What is “primary” storage?

by Robin Harris on Monday, 26 July, 2010

A commenter recently asked

Archivas was focused on archive, do you expect the new solution to sustain performance for primary storage as well?

Which is a good question, if you know what “primary” means. Do we?

Tiers of a clown
10 years ago we all agreed on 1st tier or primary storage: block-based; RAID 5; enterprise FC or SCSI drives; SCSI, FC or ESCON host connects; optimized for transactional workloads; and large mirrored (with 1 notable exception) caches.

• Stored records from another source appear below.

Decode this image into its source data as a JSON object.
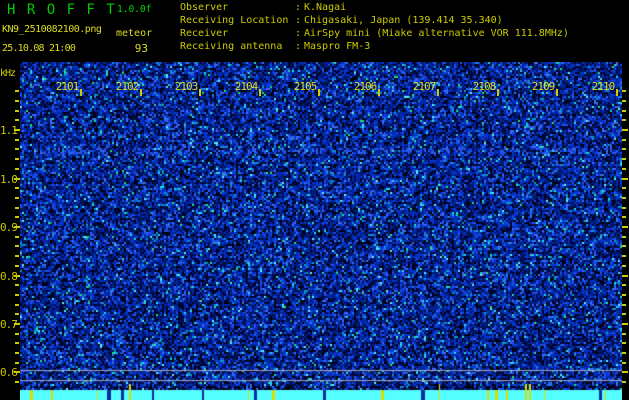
{
  "header": {
    "title": "H R O F F T",
    "version": "1.0.0f",
    "filename": "KN9_2510082100.png",
    "mode_label": "meteor",
    "meteor_count": "93",
    "datetime": "25.10.08 21:00",
    "separator": ":",
    "station_info": [
      {
        "label": "Observer",
        "value": "K.Nagai"
      },
      {
        "label": "Receiving Location",
        "value": "Chigasaki, Japan (139.414 35.340)"
      },
      {
        "label": "Receiver",
        "value": "AirSpy mini (Miake alternative VOR 111.8MHz)"
      },
      {
        "label": "Receiving antenna",
        "value": "Maspro FM-3"
      }
    ]
  },
  "chart_data": {
    "type": "heatmap",
    "title": "HROFFT radio meteor echo spectrogram (10 minutes)",
    "x_tick_labels": [
      "2101",
      "2102",
      "2103",
      "2104",
      "2105",
      "2106",
      "2107",
      "2108",
      "2109",
      "2110"
    ],
    "y_axis_unit": "kHz",
    "y_tick_labels": [
      "1.1",
      "1.0",
      "0.9",
      "0.8",
      "0.7",
      "0.6"
    ],
    "y_tick_values_khz": [
      1.1,
      1.0,
      0.9,
      0.8,
      0.7,
      0.6
    ],
    "y_range_khz": [
      0.56,
      1.24
    ],
    "horizontal_marker_lines_khz": [
      0.605,
      0.585
    ],
    "content_note": "uniform blue background noise, no meteor echo traces visible",
    "bottom_band_note": "cyan signal-level strip with scattered yellow event ticks"
  },
  "colors": {
    "background": "#000000",
    "title_green": "#00cc00",
    "text_yellow": "#cccc00",
    "label_yellow": "#dddd22",
    "band_cyan": "#55ffff",
    "bar_yellow": "#dddd00",
    "gap_blue": "#0a2f9e",
    "marker_line_gray": "#a0a4b8",
    "noise_palette": [
      {
        "color": "#000000",
        "w": 0.03
      },
      {
        "color": "#000022",
        "w": 0.14
      },
      {
        "color": "#000d44",
        "w": 0.16
      },
      {
        "color": "#001a77",
        "w": 0.15
      },
      {
        "color": "#0028aa",
        "w": 0.18
      },
      {
        "color": "#0736cf",
        "w": 0.14
      },
      {
        "color": "#1c4fe8",
        "w": 0.09
      },
      {
        "color": "#3a6cf5",
        "w": 0.05
      },
      {
        "color": "#0899cc",
        "w": 0.03
      },
      {
        "color": "#27d8e8",
        "w": 0.018
      },
      {
        "color": "#59f2ff",
        "w": 0.007
      },
      {
        "color": "#24e08a",
        "w": 0.005
      }
    ]
  }
}
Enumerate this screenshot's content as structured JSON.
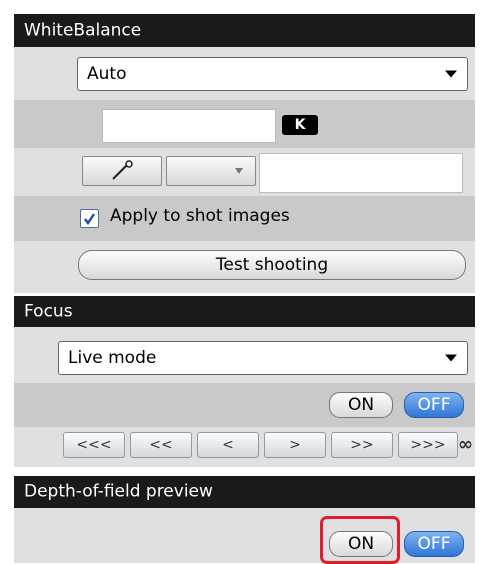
{
  "white_balance": {
    "header": "WhiteBalance",
    "mode_value": "Auto",
    "kelvin_badge": "K",
    "kelvin_value": "",
    "apply_label": "Apply to shot images",
    "apply_checked": true,
    "test_button": "Test shooting"
  },
  "focus": {
    "header": "Focus",
    "mode_value": "Live mode",
    "on_label": "ON",
    "off_label": "OFF",
    "nav": [
      "<<<",
      "<<",
      "<",
      ">",
      ">>",
      ">>>"
    ],
    "infinity": "∞"
  },
  "dof": {
    "header": "Depth-of-field preview",
    "on_label": "ON",
    "off_label": "OFF"
  },
  "colors": {
    "header_bg": "#1a1a1a",
    "off_active": "#2f76d6",
    "highlight": "#e01d28"
  }
}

When SANS took off we stuck FC switches in front of the boxes and called it good.

But something happened to that consensus: iSCSI; NFS; CIFS; SSD; MEMcache; Internet scale-out; Infiniband; 10GigE; storage & processor virtualization; CDNs; web-serving; pNFS; and lower-cost out-sourced high-scale infrastructure (i.e. cloud). And more – such as non-SQL data management – is coming.

Will the real primary storage please stand up?
Amazon runs a high-growth $25B/yr business on scale-out storage, servicing millions of customers, taking real money and shipping real goods, 7x24x365. Smells like enterprise spirit.

Is Amazon’s storage “primary” and, if so, what makes it primary?

Yes, it is primary storage. No, it isn’t the logo that makes it so.

Workload & service level
It’s tempting to consider workload, but what workload? IOPS? Bandwidth?

How about parallelism? Web service is highly parallel. ACID database updates less so.

And what about files vs blocks? Blocks don’t require as much processing as files, as the host is handling the file system.

It is clear that most files aren’t often accessed. Does primary storage for files mean availability and reasonable performance? Or is there little difference between archive and primary for files?

NetApp is deduping primary storage. Others will follow, whether it makes sense or not, at least in messaging. Skeptics ask “If it is deduped, is it really primary?”

The StorageMojo take
We do a disservice to customers if we talk about “primary” storage as a class of equipment. It isn’t.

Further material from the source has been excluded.